The routing is used for the backend only, thus reducing the registration overhead in an non-cached frontend call as the ext_tables.php is not as polluted anymore.

Implementation Details

The Routing component is using the very basic feature set which is similar to Symfony’s Routing Component. The Backend Routing is set up at the time of the bootstrap for every Backend request within the RequestHandlers just before ext_tables.php is included. The Router, the main object is instantiated here and injected into BackendUtility for now as this is the place where the URLs need to be generated.

At this point of initialization, the Router gets filled with Routes that are registered inside Configuration/Backend/Routes.php of any installed Package. This is cached in a system cache on first backend hit.
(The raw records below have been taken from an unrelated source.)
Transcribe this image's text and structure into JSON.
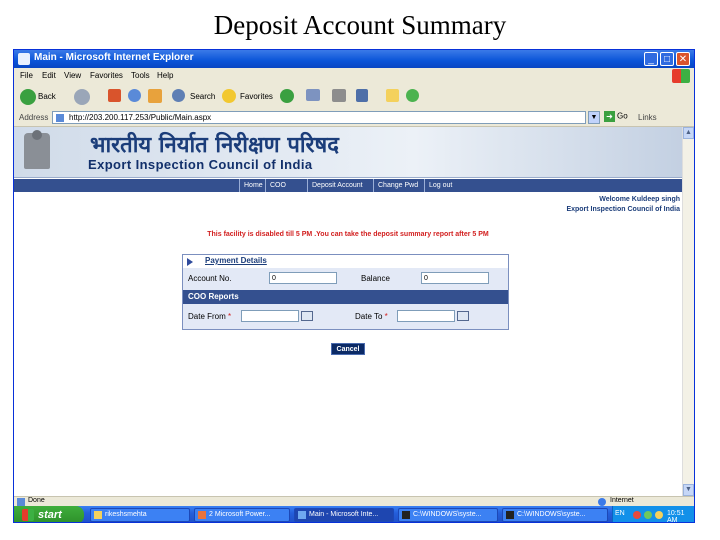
{
  "slide": {
    "title": "Deposit Account Summary"
  },
  "window": {
    "title": "Main - Microsoft Internet Explorer"
  },
  "menu": [
    "File",
    "Edit",
    "View",
    "Favorites",
    "Tools",
    "Help"
  ],
  "toolbar": {
    "back": "Back",
    "search": "Search",
    "favorites": "Favorites"
  },
  "address": {
    "label": "Address",
    "url": "http://203.200.117.253/Public/Main.aspx",
    "go": "Go",
    "links": "Links"
  },
  "banner": {
    "hindi": "भारतीय निर्यात निरीक्षण परिषद",
    "english": "Export Inspection Council of India"
  },
  "nav": [
    "Home",
    "COO",
    "Deposit Account",
    "Change Pwd",
    "Log out"
  ],
  "welcome": {
    "line1": "Welcome Kuldeep singh",
    "line2": "Export Inspection Council of India"
  },
  "message": "This facility is disabled till 5 PM .You can take the deposit summary report after 5 PM",
  "form": {
    "payment_heading": "Payment Details",
    "account_no_label": "Account No.",
    "account_no_value": "0",
    "balance_label": "Balance",
    "balance_value": "0",
    "coo_heading": "COO Reports",
    "date_from_label": "Date From",
    "date_to_label": "Date To",
    "required": "*",
    "cancel": "Cancel"
  },
  "status": {
    "text": "Done",
    "zone": "Internet"
  },
  "taskbar": {
    "start": "start",
    "tasks": [
      "rikeshsmehta",
      "2 Microsoft Power...",
      "Main - Microsoft Inte...",
      "C:\\WINDOWS\\syste...",
      "C:\\WINDOWS\\syste..."
    ],
    "lang": "EN",
    "clock": "10:51 AM"
  },
  "colors": {
    "nav_bg": "#34508f",
    "alert_red": "#d21f1f",
    "xp_blue": "#245edb"
  }
}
See EXT:backend/Configuration/Backend/Routes.php for implementation details.

When typo3/index.php is then called, the Router checks the GET parameter “route” against the registered routes. If found the RequestHandler proceeds by using the “controller” information put inside the Route configuration and calls a method on a PHP class. If no GET parameter is found, then the RequestHandler works just as before.

The Router has a collection of Routes, which is used to match against a path info string (see ->match()), and also used to create URLs from available routes (see generate()).